Impressionnant turnover des contractuels
“Il y a un impressionnant turnover”, reprend un ancien contractuel. “Ca ne permet pas de maintenir une continuité de service, ce qui pourtant devrait être le cas dans une structure comme les TAAF.” Des projets sur plusieurs années sont interrompus en plein milieu car le poste n’est pas reconduit, ou parce que le préfet a changé, causant des pertes d’argent public énormes. De nouveaux outils, de nouvelles structurations sont abandonnés faute de chevauchement des contractuels, le nouveau venu n’étant pas formé par l’ancien.
Une grande partie des personnes interviewées rapportent qu’au début de l’année 2023, des contractuels qui avaient bénéficié peu de temps auparavant d’un plan d’augmentation, ont été poussé à signer un avenant afin de ramener leur salaire au niveau antérieur. Elles affirment avoir ressenti une pression.

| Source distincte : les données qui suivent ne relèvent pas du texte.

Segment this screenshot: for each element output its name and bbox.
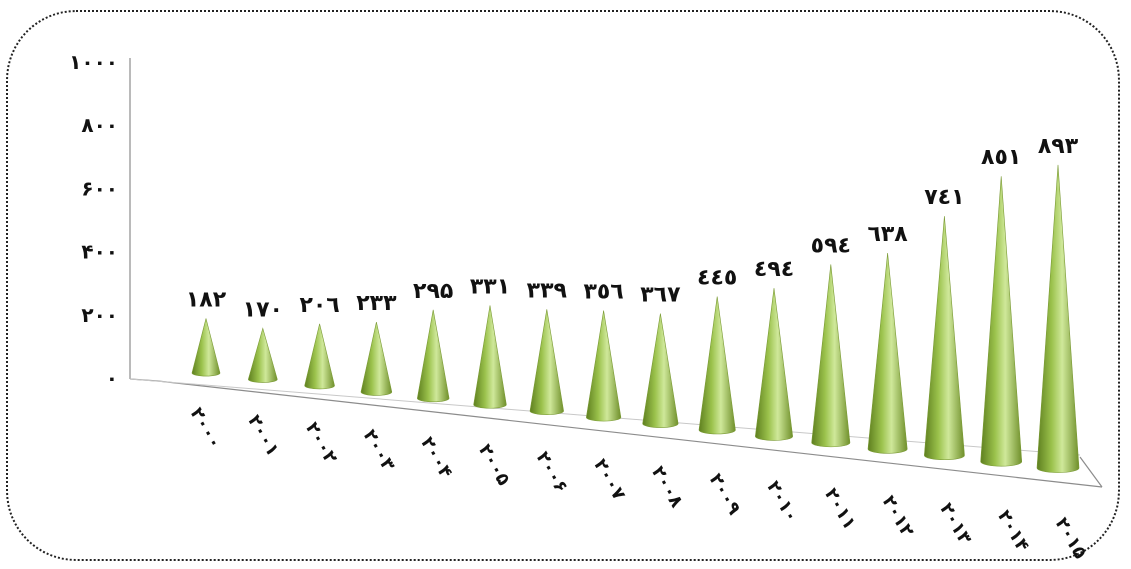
cone-bar — [642, 313, 679, 428]
x-tick-label: ۲۰۱۱ — [820, 485, 860, 534]
y-tick-label: ۲۰۰ — [81, 303, 118, 327]
value-label: ۳۳۱ — [470, 274, 510, 299]
value-label: ۱۸۲ — [186, 287, 227, 312]
value-label: ۸۹۳ — [1038, 134, 1079, 159]
x-tick-label: ۲۰۰۷ — [589, 455, 629, 504]
x-tick-label: ۲۰۱۲ — [878, 492, 918, 541]
x-tick-label: ۲۰۱۳ — [935, 499, 975, 548]
y-tick-label: ۸۰۰ — [81, 113, 118, 137]
value-label: ۲۹۵ — [413, 279, 453, 304]
cone-bar — [586, 310, 622, 422]
cone-bar — [248, 327, 278, 383]
value-label: ٥۹٤ — [811, 233, 851, 258]
cone-bar — [811, 264, 851, 448]
y-tick-label: ۱۰۰۰ — [69, 50, 118, 74]
value-label: ۳٥٦ — [583, 280, 623, 305]
cone-bar — [360, 322, 393, 396]
cone-bar — [417, 309, 450, 403]
cone-bar — [529, 309, 564, 415]
value-label: ۳٦٧ — [640, 283, 681, 308]
value-label: ۳۳۹ — [527, 278, 567, 303]
value-label: ٤۹٤ — [754, 257, 794, 282]
cone-bar — [924, 216, 965, 461]
value-label: ٦۳۸ — [867, 222, 908, 247]
value-label: ٤٤٥ — [697, 266, 737, 291]
y-tick-label: ۶۰۰ — [81, 176, 118, 200]
x-tick-label: ۲۰۰۰ — [186, 404, 226, 453]
x-tick-label: ۲۰۰۴ — [416, 433, 456, 482]
value-label: ۷٤۱ — [924, 185, 964, 210]
x-tick-label: ۲۰۰۶ — [532, 448, 572, 497]
cone-bar — [304, 323, 335, 390]
value-label: ۲۰٦ — [299, 293, 339, 318]
cone-bar — [980, 176, 1023, 467]
cone-bar — [755, 288, 793, 441]
cone-bar — [473, 305, 507, 409]
x-tick-label: ۲۰۰۹ — [705, 470, 745, 519]
x-tick-label: ۲۰۱۵ — [1051, 514, 1091, 563]
value-label: ۲۳۳ — [356, 291, 397, 316]
x-tick-label: ۲۰۰۱ — [243, 411, 283, 460]
x-tick-label: ۲۰۱۴ — [993, 507, 1033, 556]
x-tick-label: ۲۰۱۰ — [762, 477, 802, 526]
x-tick-label: ۲۰۰۸ — [647, 463, 687, 512]
cone-bar — [867, 253, 908, 454]
y-tick-label: ۰ — [106, 366, 118, 390]
value-label: ۸٥۱ — [981, 145, 1021, 170]
cone-bar — [698, 296, 736, 435]
y-axis-tick-labels: ۰ ۲۰۰ ۴۰۰ ۶۰۰ ۸۰۰ ۱۰۰۰ — [69, 50, 118, 390]
chart-frame — [6, 10, 1120, 561]
cone-bar — [191, 318, 221, 377]
y-tick-label: ۴۰۰ — [81, 240, 118, 264]
chart-cones — [191, 164, 1080, 473]
cone-bar — [1036, 164, 1080, 473]
x-tick-label: ۲۰۰۳ — [359, 426, 399, 475]
value-label: ۱۷۰ — [243, 297, 283, 322]
x-tick-label: ۲۰۰۵ — [474, 441, 514, 490]
chart-value-labels: ۱۸۲ ۱۷۰ ۲۰٦ ۲۳۳ ۲۹۵ ۳۳۱ ۳۳۹ ۳٥٦ ۳٦٧ ٤٤٥ ٤۹٤ ٥۹٤ ٦۳۸ ۷… — [186, 134, 1079, 322]
x-tick-label: ۲۰۰۲ — [301, 419, 341, 468]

En décembre 2023, une vingtaine d’agents adresse un courrier aux membres du Conseil consultatif des TAAF, ainsi qu’au ministère de l’Intérieur, le ministère de tutelle. En effet, l’administration est “réfractaire à tout dialogue sur le sujet”, comme l’affirme les signataires, et l’absence de représentation syndicale ne permet pas de remonter les problèmes en externe.
Parmi les signataires, la plupart ont déjà quitté les TAAF, les autres sont sur le départ. Un agent exprime son ressenti : “La préfète a vécu ce courrier comme un affront, on s’opposait à son autorité.” A la suite de ce courrier, étonnamment, les contrats de proches de signataires – qui n’ont eux-mêmes pas signé – ne sont pas reconduits. Un audit interne est sollicité par la préfète mais le résultat n’est pas suffisant pour les équipes.
Communication des TAAF sous contrôle
Suite au courrier, à l’affaire de harcèlement sexuel à Amsterdam et aux différentes tentatives internes pour faire évoluer les choses, la préfète a relancé la mise en place d’une instance de dialogue interne.
Parmi leurs premières réunions, les membres ont été chargés de travailler à établir un règlement intérieur. Mais aussi de réfléchir à la formation des managers. Ce dernier point avait été remonté par les agents : “Les managers ne sont pas formés aux TAAF, la manière dont ils gèrent leur équipe n’est pas considérée comme une compétence”, souligne un ancien agent interviewé.
“C’est bien qu’ils aient fait cette instance de dialogue, je ne suis pas contre. Mais ça n’a absolument aucune valeur juridique et ça ne peut pas se substituer à une représentation syndicale”, s’exclame le syndicaliste Pascal Benoliel.
“J’ai fait partie de cette instance de discussion”, témoigne un agent. “Ca n’a aucun intérêt. “On parle de sujets sur lesquels il y a consensus et les sujets polémiques sont balayés d’un revers de la main : le statut des volontaires service civique, la suppression de postes, les salaires…” En novembre dernier, une procédure sur les conditions pour partir en opération sur les îles est présentée à l’instance de discussion qui émet des réserves, soulève des oppositions. “Ca a été validé quand même, cette instance n’a aucun poids sur la préfète.”
Sollicitée pour s’exprimer, la Préfète, par la voix de son cabinet, nous a répondu qu’elle ne souhaitait “faire aucun commentaire”.